曼青跟著也很快地望了一眼,可是他看不出朱女士的內心的妒火,以為她的安詳態度是真的,覺得心裡輕鬆了許多;
他堅決地回答:
「秋柳,我和朱女士的關係尚在水平線以下。」
章秋柳抿著嘴笑,露出「何必騙我」的神氣。
「當真的,我沒有對她說過愛,一次也不曾有過。我何必騙你?在別的方面,或者我是不能瞭解你,但在這一點上,我相信我是瞭解的,所以如果我和她有愛情,決不瞞你。」
「但是你的下意識活動卻充滿了愛戀朱女士的氣味。」
現在是曼青默然微笑了,似乎在說:「這個,我是老實承認的。」
「但是朱女士的愛你,卻已經超過了下意識的範圍;她是很明顯地自覺著,她見了任何女子都會發生妒意,她已經把你視為她的所有品。」
「未必罷?你也不免戴了顏色眼鏡。」
曼青猶豫地回答,忍不住又向朱女士望了一眼。
「我的是極正確的觀察。曼青,你的情緒上有缺陷,你不能抓住了女子的熱情初動時的機會表示你的愛,你是屬於羞怯的一類。所以等到你自認是可以談到愛的時候,像朱女士那樣的女子早已熱烈到要撲在你懷裡了。」
曼青的臉上泛出紅暈來了,他反而覺得不好意思。
「但是我現在特地要對你說的,卻是另外一件事。」章秋柳接著說,「你談起過你的理想的女子,你現在自然以為朱女士是合於理想了,可是在我看來,全然不是;你的戀愛將使你受到很大的痛苦。我這意思,或者你不能瞭解,然而我不能不說,因為你在我的印象中是一個老實的正派的人,我不忍見你發生困難。」
曼青迷惑地看著章秋柳,不知道怎樣回答。兩個人沉默地對看著幾秒鐘,然後章秋柳很溫柔地笑了一笑,微微頷首,似乎說:「你記著我的話罷,」便翩然自去。
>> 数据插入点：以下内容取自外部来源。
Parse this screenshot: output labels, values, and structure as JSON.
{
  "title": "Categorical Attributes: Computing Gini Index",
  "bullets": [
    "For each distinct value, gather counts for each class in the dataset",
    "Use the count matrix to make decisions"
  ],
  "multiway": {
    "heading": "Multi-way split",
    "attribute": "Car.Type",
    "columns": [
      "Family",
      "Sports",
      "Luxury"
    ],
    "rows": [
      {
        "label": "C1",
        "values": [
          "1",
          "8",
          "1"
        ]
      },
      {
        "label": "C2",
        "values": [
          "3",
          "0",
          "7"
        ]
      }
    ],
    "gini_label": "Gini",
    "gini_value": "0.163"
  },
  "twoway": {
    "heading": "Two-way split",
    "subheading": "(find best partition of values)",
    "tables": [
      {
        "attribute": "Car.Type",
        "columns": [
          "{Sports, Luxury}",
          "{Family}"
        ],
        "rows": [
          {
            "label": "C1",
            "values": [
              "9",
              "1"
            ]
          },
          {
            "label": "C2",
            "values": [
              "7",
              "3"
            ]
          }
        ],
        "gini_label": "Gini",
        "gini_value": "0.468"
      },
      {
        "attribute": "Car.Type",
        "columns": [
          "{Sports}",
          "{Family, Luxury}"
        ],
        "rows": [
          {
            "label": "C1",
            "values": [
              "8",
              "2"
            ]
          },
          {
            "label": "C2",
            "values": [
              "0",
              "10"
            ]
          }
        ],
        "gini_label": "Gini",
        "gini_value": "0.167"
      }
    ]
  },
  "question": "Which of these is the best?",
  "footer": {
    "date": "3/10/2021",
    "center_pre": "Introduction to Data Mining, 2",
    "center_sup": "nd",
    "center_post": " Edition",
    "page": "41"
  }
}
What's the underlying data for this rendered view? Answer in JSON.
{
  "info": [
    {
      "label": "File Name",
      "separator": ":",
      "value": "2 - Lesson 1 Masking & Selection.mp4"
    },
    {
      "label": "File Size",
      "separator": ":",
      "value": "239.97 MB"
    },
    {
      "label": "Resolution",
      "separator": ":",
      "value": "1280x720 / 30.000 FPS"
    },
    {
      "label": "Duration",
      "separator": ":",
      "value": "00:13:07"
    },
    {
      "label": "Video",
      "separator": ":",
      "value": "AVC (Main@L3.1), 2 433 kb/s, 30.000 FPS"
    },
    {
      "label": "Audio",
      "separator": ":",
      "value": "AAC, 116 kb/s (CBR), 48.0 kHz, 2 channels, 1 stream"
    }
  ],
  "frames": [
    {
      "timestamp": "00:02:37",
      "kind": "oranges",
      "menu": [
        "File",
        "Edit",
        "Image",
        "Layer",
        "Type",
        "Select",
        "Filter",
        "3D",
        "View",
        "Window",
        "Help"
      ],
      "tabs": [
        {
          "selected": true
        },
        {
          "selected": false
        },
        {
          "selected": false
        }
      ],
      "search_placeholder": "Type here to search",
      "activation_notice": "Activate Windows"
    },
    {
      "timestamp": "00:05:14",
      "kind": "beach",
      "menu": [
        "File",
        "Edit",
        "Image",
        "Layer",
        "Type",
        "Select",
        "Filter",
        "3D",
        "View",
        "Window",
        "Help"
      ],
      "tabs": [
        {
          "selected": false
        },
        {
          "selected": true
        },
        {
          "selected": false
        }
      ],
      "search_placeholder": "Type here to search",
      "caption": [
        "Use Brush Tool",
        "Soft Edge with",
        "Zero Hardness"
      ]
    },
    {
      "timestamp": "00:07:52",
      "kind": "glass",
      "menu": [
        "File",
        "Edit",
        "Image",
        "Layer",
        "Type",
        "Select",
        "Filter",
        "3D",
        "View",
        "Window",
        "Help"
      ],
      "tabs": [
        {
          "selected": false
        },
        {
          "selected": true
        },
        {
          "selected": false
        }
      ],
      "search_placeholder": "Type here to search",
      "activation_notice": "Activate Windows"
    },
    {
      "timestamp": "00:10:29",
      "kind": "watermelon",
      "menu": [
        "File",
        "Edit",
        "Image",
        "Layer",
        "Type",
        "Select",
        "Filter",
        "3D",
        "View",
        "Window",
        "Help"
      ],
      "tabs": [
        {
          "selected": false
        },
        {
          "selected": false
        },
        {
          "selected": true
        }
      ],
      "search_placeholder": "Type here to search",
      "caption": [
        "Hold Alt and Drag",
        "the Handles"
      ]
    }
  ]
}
忽然一聲怪耳熟的冷笑驚醒了曼青。他探索似的把眼光掠過全會場,看見朱女士的側形在會場的左門口一閃,又彷彿看見她的鬱怒到難以剋制的臉色和微微發抖的嘴唇。他的心突突地跳了,本能不容他再多思索,就也奔向朱女士通過的那個門追上去。
朱女士並沒回顧,但似乎也料到追趕來的是誰,她更快地跑。穿過了一條短的走廊,便是她的臥室,此時靜悄悄地一個人都沒有。她衝進了自己的房,便要將門碰上,可是曼青的一隻腳已經塞進,她便走到書桌邊,背向著曼青,同時在細細地喘氣。
曼青將房門輕輕關上,惘然立著,想不出怎樣開始談話。
「你這麼追趕我,被人家看見了,算什麼呢?」
朱女士喘著氣說,並沒轉過身來。
「近如,我是一時著急,心裡胡塗了;幸而沒有人看見。」
曼青移前一步,很引罪似的輕輕地答著。暫時的沉默。大會堂裡的囂聲隱隱傳來,誰也不去注意。朱女士慢慢轉過身來,忽然抬頭看定了曼青的面孔,似乎要看到他的心裡。現在她的臉色平靜些了,只有眉尖上還透露出十分的怨恨。曼青記起了剛才章秋柳的話,很想大膽地表示自己的心曲,然而拗不過本能的拘束,終於又是朱女士先發問了:
「有什麼事呢?請趕快說罷,你在這裡多耽擱了,很會惹起人家議論的;你自然不算什麼一回事,我卻不願意聽別人的閒話。」
「我要對你解釋一下關於章女士的事。」
「嚇,我是不相干的。你倒應該向她解釋一下關於我的事。」
「我和她沒有關係。」
「你們有沒有關係都和我不相干!」
朱女士說的很沉著,又轉過身去,背向著曼青,表示很生氣的樣子。
「然而我為我的人格計,也不能不向你解釋明白。」
「算了!我不懷疑你的人格,況且我無須過問你的人格。
再見罷。」
朱女士的本來略帶啞澀的嗓音此時簡直成為極難聽的粗厲的沙聲了。她本以為曼青此來,一定是倒在她腳邊,求她饒恕,求她愛他,卻不料只是這麼淡淡的幾句話!失望和嫉妒的情緒混合在一處,使她又悲痛又憤怒;她幾乎想跳起來責罵曼青為什麼先前要打動她的處女的平靜的心坎,成了精神上的始亂而終棄的悲劇。但是在曼青這面,卻覺得朱女士的聲音是獷悍的可怕,他深悔自己的冒昧,他想來一向原不過是較親密的友誼,未必就有了愛的程度,所以今日之舉,未免太汙辱了朱女士的女性的莊嚴了;他完全噤住了,他不敢再說一句話,並且不知道如何再說一句話。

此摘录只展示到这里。